Many books have examined a year in the lives of male athletes, but few have examined the female athletic psyche. Certainly none has done as thorough a job as this one.

"In These Girls," introduces the reader to point guard Jamila Wideman and forward Jen Pariseau, the senior co-captains of the Hurricane team that narrowly missed the western Massachusetts finals the previous year and upon whose shoulders the hopes and aspirations of a team and a town fall.

Ms. Wideman, a reserve guard on the Stanford women's team that played in this past weekend's Final Four, and Ms. Pariseau, who plays on the Dartmouth team that won the Ivy League championship this year, have been longtime friends.

But as the 1992-93 season begins, their relationship is strained as Ms. Pariseau realizes that what had always been a friendship based on the equality of their talents, has changed as Ms. Wideman, a tennis and track champion, emerges as the true star of the Hurricanes.

Then there's the coach, Ron Moyer, who alternately functions as cornball comedian, psychiatrist, drill sergeant and buddy, all in an attempt to bring the best out of a group of athletic underachievers.

There are others, of course, who come together to forge the team's identity, but none perhaps more compelling than Ms. Poe, who has ended the previous season embarrassed and unsure of her abilities, but who midway through the season, adopts the persona "Skippy," which allows her to regain her athletic self-respect.

Ms. Blais, a teacher at the University of Massachusetts, one of three colleges in Amherst, the home of writer Emily Dickinson, smartly melds the haughty image of the quirky town with its desire for athletic glory, hardly the presumed pursuit of an academic village.

Likewise, Ms. Blais' decision to trace the power of sports through the exploits of a girls basketball team is inspired.

The American culture is just now coming to the opinion that female competitors come in sizes and shapes other than the small and dainty models presented in gymnastics and figure skating.

Female athletes still must struggle for acceptance.

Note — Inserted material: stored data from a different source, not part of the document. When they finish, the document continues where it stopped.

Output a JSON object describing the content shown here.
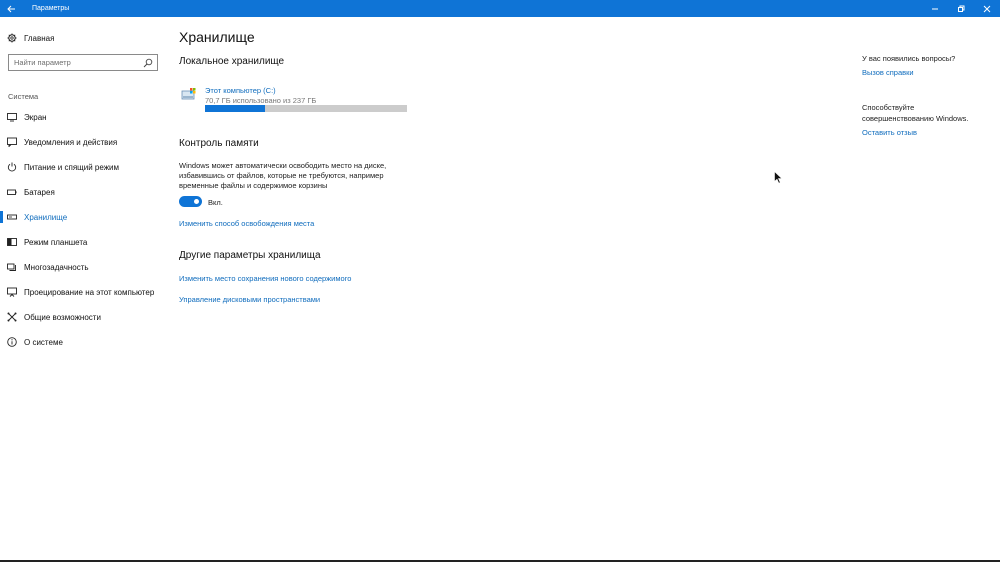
{
  "window": {
    "title": "Параметры",
    "back_icon": "back-arrow-icon",
    "controls": [
      "minimize-icon",
      "restore-icon",
      "close-icon"
    ]
  },
  "sidebar": {
    "home_label": "Главная",
    "search_placeholder": "Найти параметр",
    "section_label": "Система",
    "items": [
      {
        "label": "Экран",
        "icon": "monitor-icon"
      },
      {
        "label": "Уведомления и действия",
        "icon": "notification-icon"
      },
      {
        "label": "Питание и спящий режим",
        "icon": "power-icon"
      },
      {
        "label": "Батарея",
        "icon": "battery-icon"
      },
      {
        "label": "Хранилище",
        "icon": "storage-icon",
        "active": true
      },
      {
        "label": "Режим планшета",
        "icon": "tablet-icon"
      },
      {
        "label": "Многозадачность",
        "icon": "multitask-icon"
      },
      {
        "label": "Проецирование на этот компьютер",
        "icon": "project-icon"
      },
      {
        "label": "Общие возможности",
        "icon": "shared-icon"
      },
      {
        "label": "О системе",
        "icon": "info-icon"
      }
    ]
  },
  "main": {
    "title": "Хранилище",
    "local_storage": {
      "heading": "Локальное хранилище",
      "drive_name": "Этот компьютер (C:)",
      "drive_usage": "70,7 ГБ использовано из 237 ГБ",
      "used_fraction": 0.298
    },
    "storage_sense": {
      "heading": "Контроль памяти",
      "description": "Windows может автоматически освободить место на диске, избавившись от файлов, которые не требуются, например временные файлы и содержимое корзины",
      "toggle_label": "Вкл.",
      "toggle_on": true,
      "change_link": "Изменить способ освобождения места"
    },
    "other": {
      "heading": "Другие параметры хранилища",
      "link_save_location": "Изменить место сохранения нового содержимого",
      "link_disk_spaces": "Управление дисковыми пространствами"
    }
  },
  "right_panel": {
    "question": "У вас появились вопросы?",
    "help_link": "Вызов справки",
    "improve_line1": "Способствуйте",
    "improve_line2": "совершенствованию Windows.",
    "feedback_link": "Оставить отзыв"
  },
  "colors": {
    "accent": "#0f74d6",
    "link": "#0f6cbd",
    "bar_bg": "#cccccc"
  }
}
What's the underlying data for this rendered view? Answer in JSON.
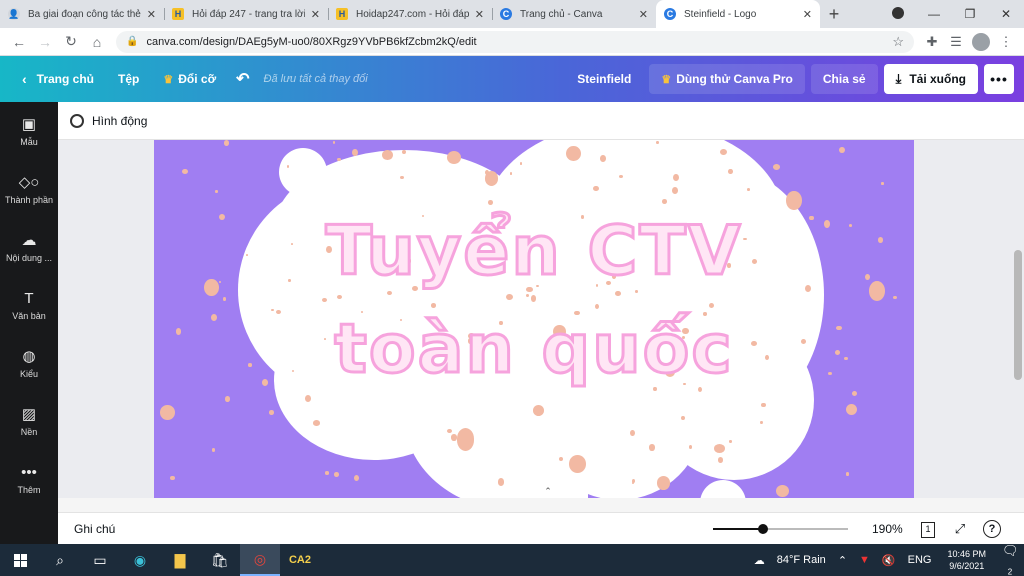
{
  "browser": {
    "tabs": [
      {
        "title": "Ba giai đoạn công tác thẻ",
        "favicon": "user-avatar-icon",
        "active": false
      },
      {
        "title": "Hỏi đáp 247 - trang tra lời",
        "favicon": "hoidap-icon",
        "active": false
      },
      {
        "title": "Hoidap247.com - Hỏi đáp",
        "favicon": "hoidap-icon",
        "active": false
      },
      {
        "title": "Trang chủ - Canva",
        "favicon": "canva-icon",
        "active": false
      },
      {
        "title": "Steinfield - Logo",
        "favicon": "canva-icon",
        "active": true
      }
    ],
    "url": "canva.com/design/DAEg5yM-uo0/80XRgz9YVbPB6kfZcbm2kQ/edit"
  },
  "header": {
    "home": "Trang chủ",
    "file": "Tệp",
    "resize": "Đổi cỡ",
    "saved": "Đã lưu tất cả thay đổi",
    "doc_title": "Steinfield",
    "try_pro": "Dùng thử Canva Pro",
    "share": "Chia sẻ",
    "download": "Tải xuống"
  },
  "sidebar": {
    "items": [
      {
        "label": "Mẫu",
        "icon": "template-icon"
      },
      {
        "label": "Thành phần",
        "icon": "elements-icon"
      },
      {
        "label": "Nội dung ...",
        "icon": "upload-icon"
      },
      {
        "label": "Văn bản",
        "icon": "text-icon"
      },
      {
        "label": "Kiểu",
        "icon": "palette-icon"
      },
      {
        "label": "Nền",
        "icon": "background-icon"
      },
      {
        "label": "Thêm",
        "icon": "more-icon"
      }
    ]
  },
  "toolbar": {
    "animate": "Hình động"
  },
  "canvas": {
    "line1": "Tuyển CTV",
    "line2": "toàn quốc",
    "bg_color": "#a07ef2",
    "text_fill": "#ffe6f5",
    "text_stroke": "#f6a3dd"
  },
  "footer": {
    "notes": "Ghi chú",
    "zoom": "190%",
    "zoom_level": 0.37,
    "page": "1"
  },
  "taskbar": {
    "app_label": "CA2",
    "weather": "84°F Rain",
    "lang": "ENG",
    "time": "10:46 PM",
    "date": "9/6/2021",
    "notifications": "2"
  }
}
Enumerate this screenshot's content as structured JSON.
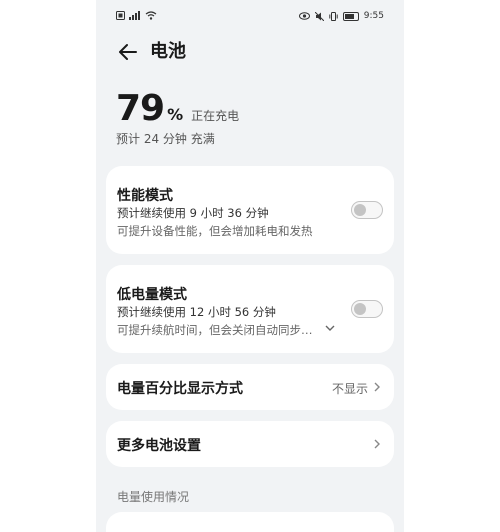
{
  "status_bar": {
    "left_icons": [
      "sim-card-icon",
      "signal-icon",
      "wifi-icon"
    ],
    "time": "9:55",
    "right_icons": [
      "eye-icon",
      "mute-icon",
      "vibrate-icon",
      "battery-icon"
    ]
  },
  "header": {
    "title": "电池"
  },
  "battery": {
    "level": "79",
    "unit": "%",
    "status": "正在充电",
    "eta": "预计 24 分钟 充满"
  },
  "performance_mode": {
    "title": "性能模式",
    "subtitle": "预计继续使用 9 小时 36 分钟",
    "description": "可提升设备性能，但会增加耗电和发热",
    "enabled": false
  },
  "low_power_mode": {
    "title": "低电量模式",
    "subtitle": "预计继续使用 12 小时 56 分钟",
    "description": "可提升续航时间，但会关闭自动同步…",
    "enabled": false
  },
  "percentage_display": {
    "label": "电量百分比显示方式",
    "value": "不显示"
  },
  "more_settings": {
    "label": "更多电池设置"
  },
  "usage_section": {
    "label": "电量使用情况"
  },
  "colors": {
    "page_bg": "#f1f3f5",
    "card_bg": "#ffffff",
    "toggle_off": "#c4c4c4"
  }
}
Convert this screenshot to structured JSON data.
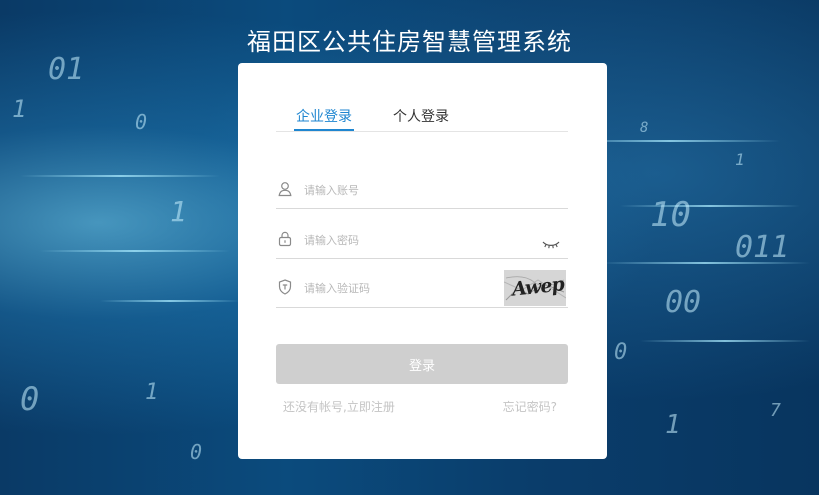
{
  "page": {
    "title": "福田区公共住房智慧管理系统"
  },
  "login_tabs": [
    {
      "label": "企业登录",
      "active": true
    },
    {
      "label": "个人登录",
      "active": false
    }
  ],
  "form": {
    "account_placeholder": "请输入账号",
    "password_placeholder": "请输入密码",
    "captcha_placeholder": "请输入验证码",
    "captcha_text": "Awep",
    "login_label": "登录"
  },
  "links": {
    "register": "还没有帐号,立即注册",
    "forgot": "忘记密码?"
  },
  "colors": {
    "accent": "#1f86d0",
    "button_disabled": "#cfcfcf",
    "background": "#0a3d6b"
  },
  "icons": [
    "user-icon",
    "lock-icon",
    "shield-icon",
    "eye-closed-icon"
  ]
}
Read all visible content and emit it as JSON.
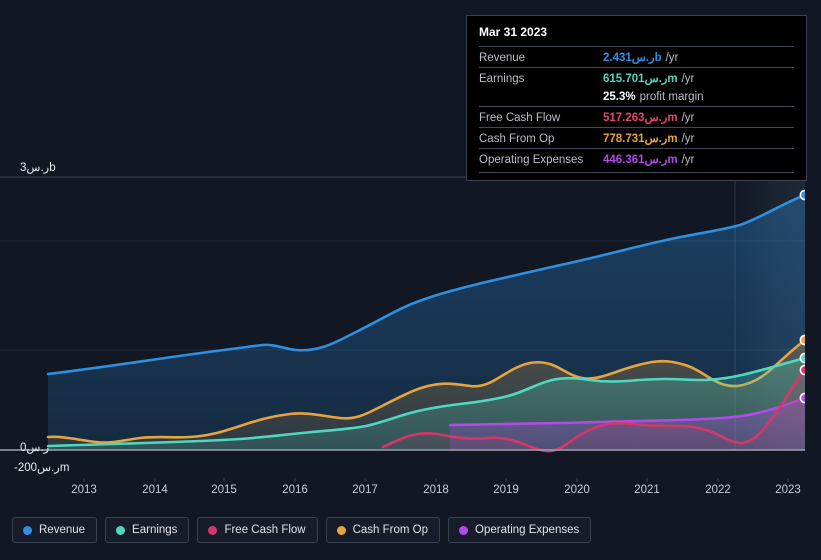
{
  "tooltip": {
    "title": "Mar 31 2023",
    "rows": [
      {
        "label": "Revenue",
        "value": "2.431ر.سb",
        "unit": "/yr",
        "color": "#2f8fe0"
      },
      {
        "label": "Earnings",
        "value": "615.701ر.سm",
        "unit": "/yr",
        "color": "#4fd8c0"
      },
      {
        "label": "",
        "value": "25.3%",
        "unit": "profit margin",
        "color": "#ffffff"
      },
      {
        "label": "Free Cash Flow",
        "value": "517.263ر.سm",
        "unit": "/yr",
        "color": "#e0486f"
      },
      {
        "label": "Cash From Op",
        "value": "778.731ر.سm",
        "unit": "/yr",
        "color": "#e8a33d"
      },
      {
        "label": "Operating Expenses",
        "value": "446.361ر.سm",
        "unit": "/yr",
        "color": "#b44ae8"
      }
    ]
  },
  "axes": {
    "y_top_label": "3ر.سb",
    "y_zero_label": "0ر.س",
    "y_neg_label": "-200ر.سm",
    "x_ticks": [
      "2013",
      "2014",
      "2015",
      "2016",
      "2017",
      "2018",
      "2019",
      "2020",
      "2021",
      "2022",
      "2023"
    ]
  },
  "legend": {
    "items": [
      {
        "label": "Revenue",
        "color": "#2f8fe0"
      },
      {
        "label": "Earnings",
        "color": "#4fd8c0"
      },
      {
        "label": "Free Cash Flow",
        "color": "#d6376a"
      },
      {
        "label": "Cash From Op",
        "color": "#e8a33d"
      },
      {
        "label": "Operating Expenses",
        "color": "#b44ae8"
      }
    ]
  },
  "chart_data": {
    "type": "area",
    "title": "",
    "xlabel": "",
    "ylabel": "",
    "currency": "ر.س",
    "ylim": [
      -200000000,
      3000000000
    ],
    "grid": true,
    "legend_position": "bottom",
    "gridlines": [
      3000000000,
      2000000000,
      1000000000,
      0
    ],
    "x": [
      "2012",
      "2013",
      "2014",
      "2015",
      "2016",
      "2017",
      "2018",
      "2019",
      "2020",
      "2021",
      "2022",
      "2023"
    ],
    "highlight_band": {
      "from": "2022.3",
      "to": "2023.2"
    },
    "series": [
      {
        "name": "Revenue",
        "color": "#2f8fe0",
        "values": [
          0.84,
          0.93,
          1.02,
          1.06,
          1.04,
          1.12,
          1.29,
          1.49,
          1.62,
          1.76,
          1.93,
          2.431
        ],
        "unit": "b"
      },
      {
        "name": "Earnings",
        "color": "#4fd8c0",
        "values": [
          0.021,
          0.032,
          0.041,
          0.055,
          0.088,
          0.186,
          0.31,
          0.395,
          0.42,
          0.43,
          0.475,
          0.6157
        ],
        "unit": "b"
      },
      {
        "name": "Free Cash Flow",
        "color": "#d6376a",
        "values": [
          null,
          null,
          null,
          null,
          null,
          0.012,
          0.055,
          -0.012,
          0.095,
          0.09,
          0.01,
          0.5173
        ],
        "unit": "b"
      },
      {
        "name": "Cash From Op",
        "color": "#e8a33d",
        "values": [
          0.046,
          0.03,
          0.053,
          0.045,
          0.098,
          0.24,
          0.3,
          0.38,
          0.44,
          0.47,
          0.39,
          0.7787
        ],
        "unit": "b"
      },
      {
        "name": "Operating Expenses",
        "color": "#b44ae8",
        "values": [
          null,
          null,
          null,
          null,
          null,
          null,
          0.29,
          0.3,
          0.31,
          0.32,
          0.345,
          0.4464
        ],
        "unit": "b"
      }
    ]
  }
}
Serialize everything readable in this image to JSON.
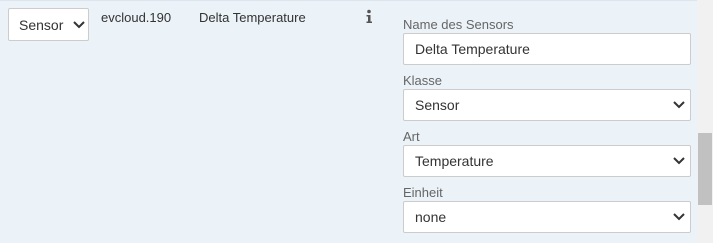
{
  "row": {
    "type_select": "Sensor",
    "device_id": "evcloud.190",
    "sensor_name": "Delta Temperature"
  },
  "form": {
    "name_label": "Name des Sensors",
    "name_value": "Delta Temperature",
    "class_label": "Klasse",
    "class_value": "Sensor",
    "kind_label": "Art",
    "kind_value": "Temperature",
    "unit_label": "Einheit",
    "unit_value": "none"
  },
  "icons": [
    "info-icon",
    "chevron-down-icon"
  ]
}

They continue to face demeaning comparisons about their achievements and ugly stereotypes surrounding their femininity.

The media do little to counter public perceptions and to aid the cause of women's athletics. For instance, you likely saw more on the team managers of the four teams in the men's NCAA semifinals this past weekend than on any of the competitors in the women's event.

Here's hoping that "In These Girls" is just the first of many explorations into the mind set of female athletes, and that all of them are as insightful and as moving.

Milton Kent is a sports columnist and reporter for The Evening Sun.